CHAPTER XXIX.
EXCEPTIONAL PHENOMENA.
If science consists in the detection of identity and the recognition of uniformity existing in many objects, it follows that the progress of science depends upon the study of exceptional phenomena. Such new phenomena are the raw material upon which we exert our faculties of observation and reasoning, in order to reduce the new facts beneath the sway of the laws of nature, either those laws already well known, or those to be discovered. Not only are strange and inexplicable facts those which are on the whole most likely to lead us to some novel and important discovery, but they are also best fitted to arouse our attention. So long as events happen in accordance with our anticipations, and the routine of every-day observation is unvaried, there is nothing to impress upon the mind the smallness of its knowledge, and the depth of mystery, which may be hidden in the commonest sights and objects. In early times the myriads of stars which remained in apparently fixed relative positions upon the heavenly sphere, received less notice from astronomers than those few planets whose wandering and inexplicable motions formed a riddle. Hipparchus was induced to prepare the first catalogue of stars, because a single new star had been added to those nightly visible; and in the middle ages two brilliant but temporary stars caused more popular interest in astronomy than any other events, and to one of them we owe all the observations of Tycho Brahe, the mediæval Hipparchus.

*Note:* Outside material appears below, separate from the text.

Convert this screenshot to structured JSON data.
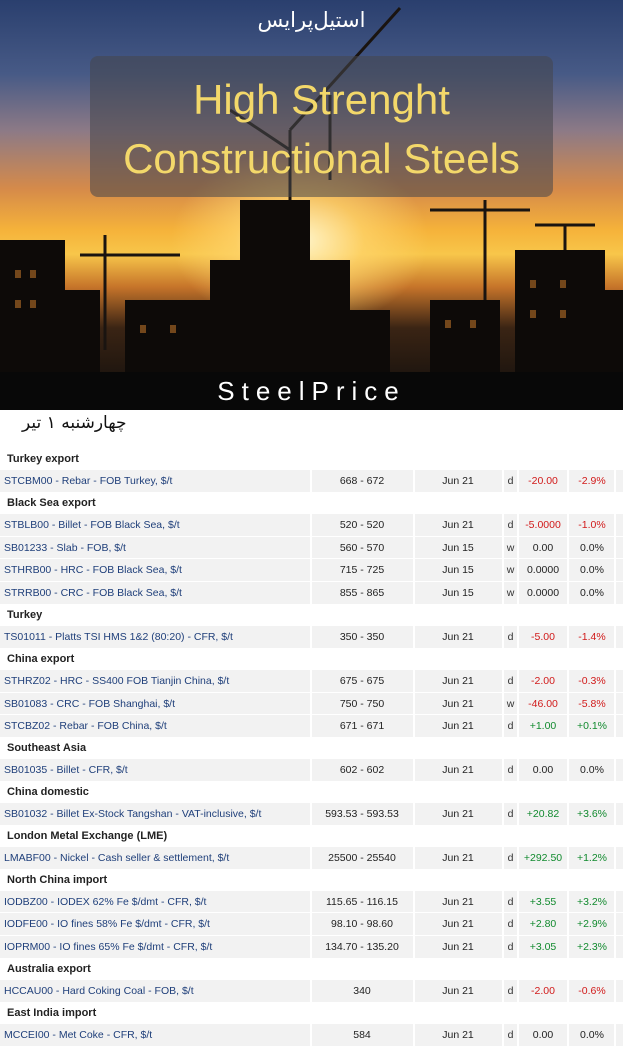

In other sciences, as well as in that of the heavens, exceptional events are commonly the points from which we start to explore new regions of knowledge. It has been beautifully said that Wonder is the daughter of Ignorance, but the mother of Invention; and though the most familiar and slight events, if fully examined, will afford endless food for wonder and for wisdom, yet it is the few peculiar and unlooked-for events which most often lead to a course of discovery. It is true, indeed, that it requires much philosophy to observe things which are too near to us.

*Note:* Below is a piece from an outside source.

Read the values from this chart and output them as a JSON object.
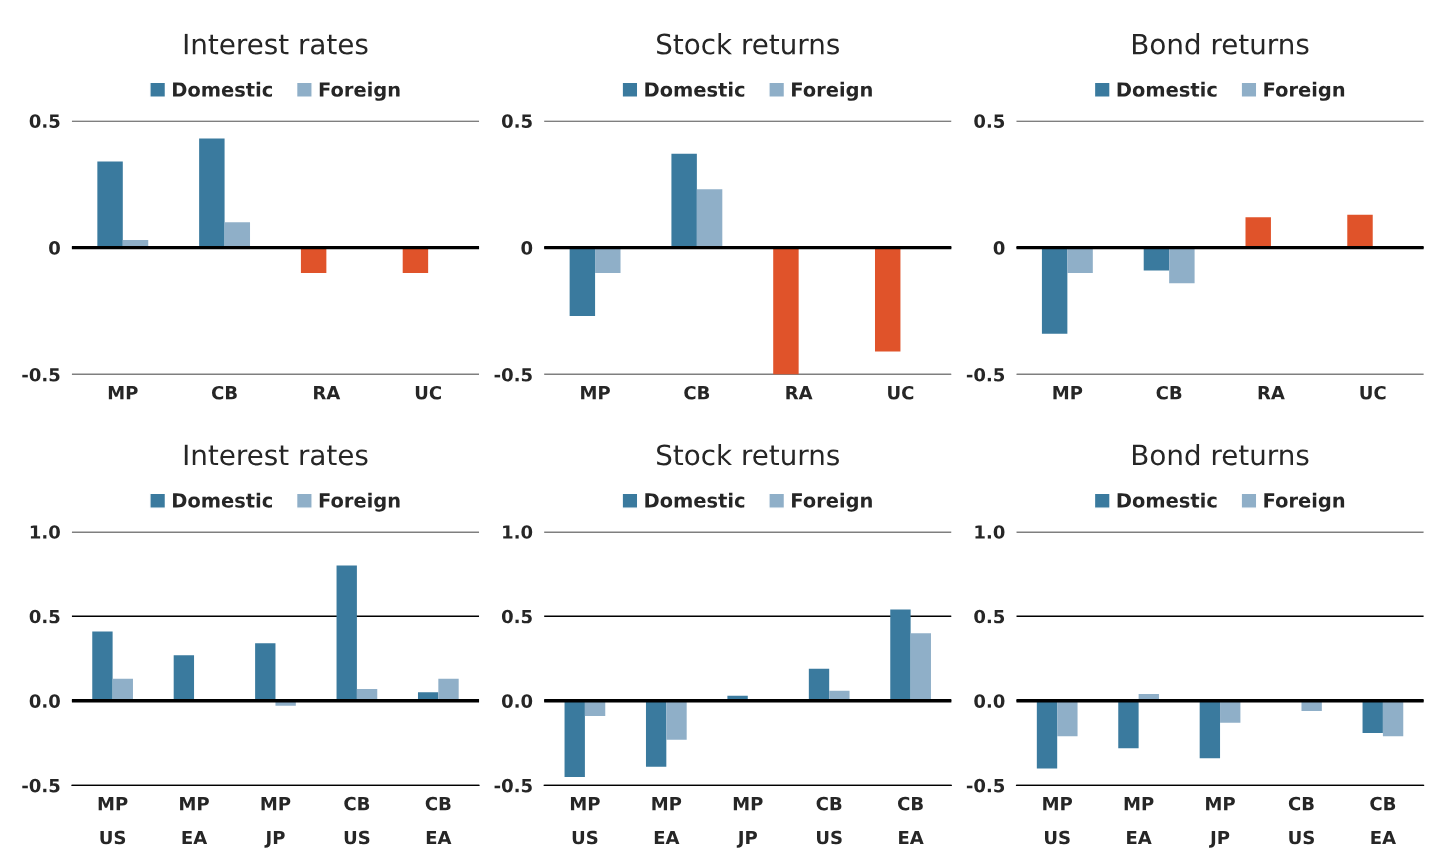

The high scientific importance attaching, then, to exceptions, renders it desirable that we should carefully consider the various modes in which an exception may be disposed of; while some new facts will be found to confirm the very laws to which they seem at first sight clearly opposed, others will cause us to limit the generality of our previous statements. In some cases the exception may be proved to be no exception; occasionally it will prove fatal to our previous most confident speculations; and there are some new phenomena which, without really destroying any of our former theories, open to us wholly new fields of scientific investigation. The study of this subject is especially interesting and important, because, as I have before said (p. [587]), no important theory can be built up complete and perfect all at once. When unexplained phenomena present themselves as objections to the theory, it will often demand the utmost judgment and sagacity to assign to them their proper place and force. The acceptance or rejection of a theory will depend upon discriminating the one insuperable contradictory fact from many, which, however singular and inexplicable at first sight, may afterwards be shown to be results of different causes, or possibly the most striking results of the very law with which they stand in apparent conflict.
I can enumerate at least eight classes or kinds of exceptional phenomena, to one or other of which any supposed exception to the known laws of nature can usually be referred; they may be briefly described as below, and will be sufficiently illustrated in the succeeding sections.
(1) Imaginary, or false exceptions, that is, facts, objects, or events which are not really what they are supposed to be.
(2) Apparent, but congruent exceptions, which, though apparently in conflict with a law of nature, are really in agreement with it.
(3) Singular exceptions, which really agree with a law of nature, but exhibit remarkable and unique results of it.
(4) Divergent exceptions, which really proceed from the ordinary action of known processes of nature, but which are excessive in amount or monstrous in character.
(5) Accidental exceptions, arising from the interference of some entirely distinct but known law of nature.